The stocks of corn are expected to reach 200 million tonnes by April – equivalent to China’s total consumption.
Last year, the country imported 30 million tonnes of other grains that are outside the import quotas – these included sorghum, barley and distillers’ grains.
Now the deputy director of the Central Rural Work Leading Group, Chen Xiwen, has called for a cut in corn prices to stop these imports.
He has also called for measures to stop the stocks of corn from rising further in a bid to reduce the corn mountain.
And he said that special measures need to be taken in the north eastern provinces – China’s major corn producing region – to ensure that the corn can compete on the market.
He said China’s current reserve-based crop price support mechanism needs to be changed to meet the growing crisis presented by the growing mountain of corn in storage.
He called for a further lowering of the support price to reduce the reserves while at the same time protecting the farmers, so that they were not hit by the drop in prices.
There is also concern in China that the continued bumper harvests that have caused the growth in stocks can no longer guarantee a growth in income for famers, as the prices are also being hit by the global slump in commodity prices.
In the US, corn exports for 2015/16 are projected to be 50 million bushels lower, reflecting the slow pace of sales and shipments to date and higher projected exports for Brazil and Canada.
US corn ending stocks are forecast to be 25 million bushels higher at 1,785 million bushels and the expected range for the season-average corn farm price is unchanged at $3.35 to $3.95 per bushel, in line with prices reported by the USDA to date and current futures price levels.
However, in China last year, farm incomes rose by 8.9 per cent year on year to 11,422 RMB ($1,743) although the net income was just 5,919 RMB.
These incomes rose alongside a growth in China’s corn production of 2.4 per cent to 621 million tonnes last year. This was the 12 successive rise in production.

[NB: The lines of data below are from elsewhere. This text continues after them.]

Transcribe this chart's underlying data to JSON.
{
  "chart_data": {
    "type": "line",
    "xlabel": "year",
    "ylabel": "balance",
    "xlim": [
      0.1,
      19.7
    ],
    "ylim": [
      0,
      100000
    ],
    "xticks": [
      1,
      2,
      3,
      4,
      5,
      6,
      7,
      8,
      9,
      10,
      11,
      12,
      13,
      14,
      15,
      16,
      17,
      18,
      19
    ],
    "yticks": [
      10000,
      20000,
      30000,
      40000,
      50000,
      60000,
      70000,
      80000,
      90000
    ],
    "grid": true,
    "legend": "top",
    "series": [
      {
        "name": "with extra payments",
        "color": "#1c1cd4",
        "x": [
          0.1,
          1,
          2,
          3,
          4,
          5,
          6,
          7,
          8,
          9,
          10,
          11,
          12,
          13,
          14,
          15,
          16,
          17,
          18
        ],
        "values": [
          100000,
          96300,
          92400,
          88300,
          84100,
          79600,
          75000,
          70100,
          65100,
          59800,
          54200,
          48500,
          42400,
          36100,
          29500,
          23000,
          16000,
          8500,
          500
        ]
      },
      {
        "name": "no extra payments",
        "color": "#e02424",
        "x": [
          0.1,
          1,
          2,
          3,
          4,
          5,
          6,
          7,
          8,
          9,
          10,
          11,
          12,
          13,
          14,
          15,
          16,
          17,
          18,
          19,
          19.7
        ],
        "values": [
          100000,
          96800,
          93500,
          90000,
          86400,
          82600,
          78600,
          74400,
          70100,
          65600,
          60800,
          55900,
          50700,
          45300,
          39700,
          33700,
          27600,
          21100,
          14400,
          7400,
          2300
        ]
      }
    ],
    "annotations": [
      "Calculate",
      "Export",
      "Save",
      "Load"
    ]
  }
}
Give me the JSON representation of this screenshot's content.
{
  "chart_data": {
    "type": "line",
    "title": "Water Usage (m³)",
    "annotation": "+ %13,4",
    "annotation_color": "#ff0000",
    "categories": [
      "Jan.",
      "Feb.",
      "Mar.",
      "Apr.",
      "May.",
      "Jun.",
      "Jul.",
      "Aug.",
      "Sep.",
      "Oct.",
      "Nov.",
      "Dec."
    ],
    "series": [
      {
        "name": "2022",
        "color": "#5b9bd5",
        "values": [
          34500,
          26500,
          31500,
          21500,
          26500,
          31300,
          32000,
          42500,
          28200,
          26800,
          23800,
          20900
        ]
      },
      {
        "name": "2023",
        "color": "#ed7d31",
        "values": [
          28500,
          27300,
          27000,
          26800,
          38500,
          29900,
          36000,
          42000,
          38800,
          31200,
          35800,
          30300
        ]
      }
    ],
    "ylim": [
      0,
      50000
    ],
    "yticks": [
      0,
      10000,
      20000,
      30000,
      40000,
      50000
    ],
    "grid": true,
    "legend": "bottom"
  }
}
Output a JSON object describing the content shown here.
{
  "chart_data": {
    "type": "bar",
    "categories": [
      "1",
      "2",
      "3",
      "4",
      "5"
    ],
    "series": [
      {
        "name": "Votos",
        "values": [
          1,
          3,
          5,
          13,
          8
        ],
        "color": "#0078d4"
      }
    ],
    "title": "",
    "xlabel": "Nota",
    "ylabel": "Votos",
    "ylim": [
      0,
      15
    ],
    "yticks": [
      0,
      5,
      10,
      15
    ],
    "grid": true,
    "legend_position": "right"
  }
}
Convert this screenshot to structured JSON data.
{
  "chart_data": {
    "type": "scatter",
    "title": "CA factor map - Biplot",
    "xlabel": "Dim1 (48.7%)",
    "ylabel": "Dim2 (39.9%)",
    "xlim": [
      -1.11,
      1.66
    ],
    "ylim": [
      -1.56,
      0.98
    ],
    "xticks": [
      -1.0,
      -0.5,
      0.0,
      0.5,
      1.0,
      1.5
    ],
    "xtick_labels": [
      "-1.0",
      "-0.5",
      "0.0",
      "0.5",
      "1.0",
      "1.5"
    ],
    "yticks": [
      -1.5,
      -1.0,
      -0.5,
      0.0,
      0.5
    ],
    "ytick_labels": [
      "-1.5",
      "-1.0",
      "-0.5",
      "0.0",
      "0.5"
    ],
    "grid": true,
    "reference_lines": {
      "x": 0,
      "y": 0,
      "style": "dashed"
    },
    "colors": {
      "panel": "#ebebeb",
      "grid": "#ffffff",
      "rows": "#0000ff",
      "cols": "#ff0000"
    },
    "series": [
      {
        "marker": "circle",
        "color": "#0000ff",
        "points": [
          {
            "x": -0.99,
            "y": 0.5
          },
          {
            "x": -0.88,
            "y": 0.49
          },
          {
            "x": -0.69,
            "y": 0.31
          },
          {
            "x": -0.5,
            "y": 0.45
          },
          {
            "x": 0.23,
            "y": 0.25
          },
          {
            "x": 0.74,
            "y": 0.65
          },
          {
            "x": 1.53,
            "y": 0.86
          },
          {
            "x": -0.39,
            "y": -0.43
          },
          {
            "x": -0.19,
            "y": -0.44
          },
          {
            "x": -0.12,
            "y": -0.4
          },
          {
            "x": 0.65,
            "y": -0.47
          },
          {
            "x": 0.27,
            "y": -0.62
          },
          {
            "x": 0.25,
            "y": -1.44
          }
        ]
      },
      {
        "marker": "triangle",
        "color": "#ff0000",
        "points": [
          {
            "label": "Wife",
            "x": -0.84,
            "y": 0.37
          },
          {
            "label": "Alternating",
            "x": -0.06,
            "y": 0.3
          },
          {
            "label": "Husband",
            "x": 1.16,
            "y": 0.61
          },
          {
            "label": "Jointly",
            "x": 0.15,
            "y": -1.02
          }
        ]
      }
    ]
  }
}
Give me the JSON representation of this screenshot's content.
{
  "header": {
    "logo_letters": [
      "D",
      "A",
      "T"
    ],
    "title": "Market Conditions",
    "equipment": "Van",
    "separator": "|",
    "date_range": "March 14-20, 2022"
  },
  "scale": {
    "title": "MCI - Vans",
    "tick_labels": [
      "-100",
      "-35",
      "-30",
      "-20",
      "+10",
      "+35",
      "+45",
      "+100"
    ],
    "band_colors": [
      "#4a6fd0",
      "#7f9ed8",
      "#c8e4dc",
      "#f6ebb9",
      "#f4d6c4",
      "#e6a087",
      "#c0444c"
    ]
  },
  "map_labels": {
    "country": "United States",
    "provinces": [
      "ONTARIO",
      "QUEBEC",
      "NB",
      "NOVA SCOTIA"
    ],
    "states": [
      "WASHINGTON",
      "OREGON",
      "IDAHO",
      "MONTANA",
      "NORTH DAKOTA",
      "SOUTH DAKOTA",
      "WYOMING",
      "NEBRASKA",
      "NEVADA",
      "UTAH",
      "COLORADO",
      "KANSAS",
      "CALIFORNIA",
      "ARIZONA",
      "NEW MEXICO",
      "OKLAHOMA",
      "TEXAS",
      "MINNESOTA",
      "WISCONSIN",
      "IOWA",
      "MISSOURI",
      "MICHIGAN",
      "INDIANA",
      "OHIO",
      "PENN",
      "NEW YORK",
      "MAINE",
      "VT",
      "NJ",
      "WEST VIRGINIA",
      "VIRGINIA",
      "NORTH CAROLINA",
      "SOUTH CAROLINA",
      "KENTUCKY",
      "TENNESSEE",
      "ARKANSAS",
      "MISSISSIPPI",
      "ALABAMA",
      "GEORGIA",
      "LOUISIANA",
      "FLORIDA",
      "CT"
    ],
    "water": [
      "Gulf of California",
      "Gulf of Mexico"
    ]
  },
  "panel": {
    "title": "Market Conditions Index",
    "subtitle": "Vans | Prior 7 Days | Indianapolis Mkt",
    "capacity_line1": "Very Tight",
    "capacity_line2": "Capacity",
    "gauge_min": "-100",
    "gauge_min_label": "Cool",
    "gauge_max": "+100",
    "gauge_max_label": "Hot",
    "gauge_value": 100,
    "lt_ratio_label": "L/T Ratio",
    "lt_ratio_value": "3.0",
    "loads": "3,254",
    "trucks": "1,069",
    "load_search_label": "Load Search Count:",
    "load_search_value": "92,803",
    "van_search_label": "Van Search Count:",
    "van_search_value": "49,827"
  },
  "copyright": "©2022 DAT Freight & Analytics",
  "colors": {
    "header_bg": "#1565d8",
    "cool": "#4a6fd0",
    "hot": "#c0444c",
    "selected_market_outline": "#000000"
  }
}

While large stockpiles used to be considered good for China, now they are being seen as uneconomical to maintain, particularly because the prices they are being bought in at are above the market rate, which was brought down by rises in imports.
This scenario has only helped to stimulate more domestic production.
All this has led to the call for comprehensive supply-side reforms to lower costs of domestic production and the implementation of measures to protect farmers’ interests while not forcing a dramatic drop in production and stimulating more and more imports.